After checking and rechecking the shelves at Safeway and QFC (just to make sure I didn't miss it the first five times I looked), I concluded that it wasn't going to be easy to find this crucial ingredient in so many recipes. Next stop: specialty stores. And I do love my specialty stores.
I found it on my first try: It was only $12 per pound at Williams-Sonoma. My lucky day.
So, last night I made Milk-Chocolate Cookies (pg. 79). They were easy and smelled really good. The boys loved them (especially accompanied by the last of the milk at 9:30 p.m.). They're a little crunchy for me. But they look real pretty all stacked up in my glass cookie jar.
Would you believe that it's snowing? Again? It's 7:19 a.m., and I'm preparing to head out to Starbucks and QFC with Renee. I realized last night that someone was going to have to go to the store bright and early for milk. Needless to say, we're not walking. The last time we went, James caught us returning in Renee's minivan. Well, I didn't think of it as being caught until he started exclaiming about how he always thought we walked up there for the exercise. Snort. We go to coffee to get away from our families! We do walk, but only between May and September. And never in the rain.
I don't think the snow is sticking. And it doesn't look terribly cold. But cold enough to snow. So that's cold enough. I've had it with winter. After the cluster$%&*that was December, we've all had enough of it.
I'm not really motivated to do anything today. I have no momentum for housework, having spent a big chunk of yesterday in an urgent care clinic waiting room with Ian. He's had a cold for about two weeks, but as of Friday night, his eyes looked terrible--all creased, baggy and red. His normally big, blue eyes were nothing more than swollen little triangles. My eyes itch just thinking about it. James claimed it's a normal cold symptom, but my Mommy Instinct insisted it was something more. So we spent three hours at MultiCare because our pediatrician's office is closed on Saturdays.
Three hours in any waiting room with a four-year-old is hard enough. But urgent care clinics are a special kind of torture. To keep him busy, I dug a pen out of my purse and had him draw pictures of animals on the back of the HIPAA brochure. That worked great until he dropped the pen. He dove under the chair to get it, then came up with a grin, announcing that, "I found something yummy to eat!"

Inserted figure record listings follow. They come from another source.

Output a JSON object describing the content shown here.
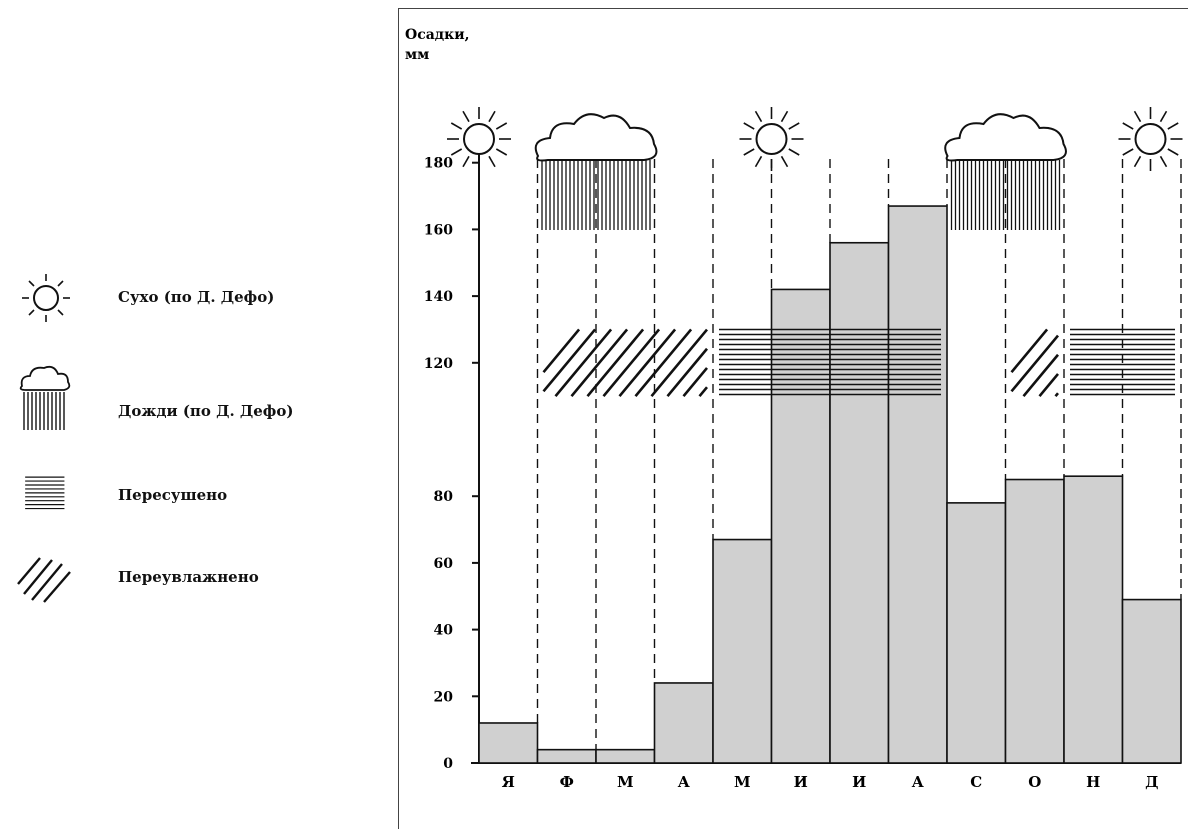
{
  "legend": {
    "items": [
      {
        "key": "dry",
        "icon": "sun-icon",
        "label": "Сухо (по Д. Дефо)"
      },
      {
        "key": "rain",
        "icon": "rain-cloud-icon",
        "label": "Дожди (по Д. Дефо)"
      },
      {
        "key": "overdried",
        "icon": "horizontal-hatch-icon",
        "label": "Пересушено"
      },
      {
        "key": "overwet",
        "icon": "diagonal-hatch-icon",
        "label": "Переувлажнено"
      }
    ]
  },
  "chart_data": {
    "type": "bar",
    "ylabel_line1": "Осадки,",
    "ylabel_line2": "мм",
    "categories": [
      "Я",
      "Ф",
      "М",
      "А",
      "М",
      "И",
      "И",
      "А",
      "С",
      "О",
      "Н",
      "Д"
    ],
    "values": [
      12,
      4,
      4,
      24,
      67,
      142,
      156,
      167,
      78,
      85,
      86,
      49
    ],
    "ylim": [
      0,
      190
    ],
    "yticks": [
      0,
      20,
      40,
      60,
      80,
      120,
      140,
      160,
      180
    ],
    "bar_color": "#d0d0d0",
    "weather_icons": [
      {
        "type": "sun",
        "month_index": 0
      },
      {
        "type": "rain",
        "month_index": 1
      },
      {
        "type": "sun",
        "month_index": 5
      },
      {
        "type": "rain",
        "month_index": 8
      },
      {
        "type": "sun",
        "month_index": 11
      }
    ],
    "hatch_regions": [
      {
        "type": "overwet",
        "from_month": 1,
        "to_month": 3
      },
      {
        "type": "overdried",
        "from_month": 4,
        "to_month": 7
      },
      {
        "type": "overwet",
        "from_month": 9,
        "to_month": 9
      },
      {
        "type": "overdried",
        "from_month": 10,
        "to_month": 11
      }
    ]
  }
}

I like to think it was the look on my face rather than my exclamation of "What the heck were you thinking?!" that made him burst into tears. Mid-wail I could see the blue residue on his molars that I assumed came from the yummy something. So I immediately went into freak-out mode, envisioning the stray pharmaceutical he probably consumed. I was trying to decide which would be worse--painkiller, antibiotic or Viagra--when it dawned on me that we were probably in the best possible place to be when consuming unidentified "somethings." So, after impressing upon him how we just don't eat things off the floor and trying to see if there were any more yummy somethings under my chair, I decided to just wait and see what happened.
I'm pleased to report that he suffered no ill effects. Nor, however, did we ever get a diagnosis. We did get a prescription for $45 allergy eye drops. His eyes do look better. Now, instead of looking like he's been beat up, he just looks hungover.
If I could just get myself organized and motivated, there's a ton of housework needing my attention today. I did manage, though, to dispose of Super Fish last night. He succumbed to his bacterial disease sometime on Friday. I almost flushed him without telling Ian. But then I decided that would be dishonest, so I broke the news on my way to the bathroom with net in hand. Ian jumped up, grinned and said, "Ooh. Poor little fishy! Can I touch the dead, little fish?"
I explained that we don't touch a dead fish unless we're planning to eat it. We said goodbye to Super Fish, told him we were sorry he got sick and sent his stiff little body "back to the ocean where he came from." Ian already wants a lizard.
Okay. It's official. I need to get up and get moving. There are rooms to clean, things to put away and school papers to sign. Christian needs help with a big school project, there's grocery shopping to do, dinners to plan, eye drops to administer, a contaminated fish tank to toss. Etc., etc., etc. Why is it I can make a mission of finding specific kinds of baking chocolate, but sometimes when it comes to picking up the family room, I'd just rather read the paper?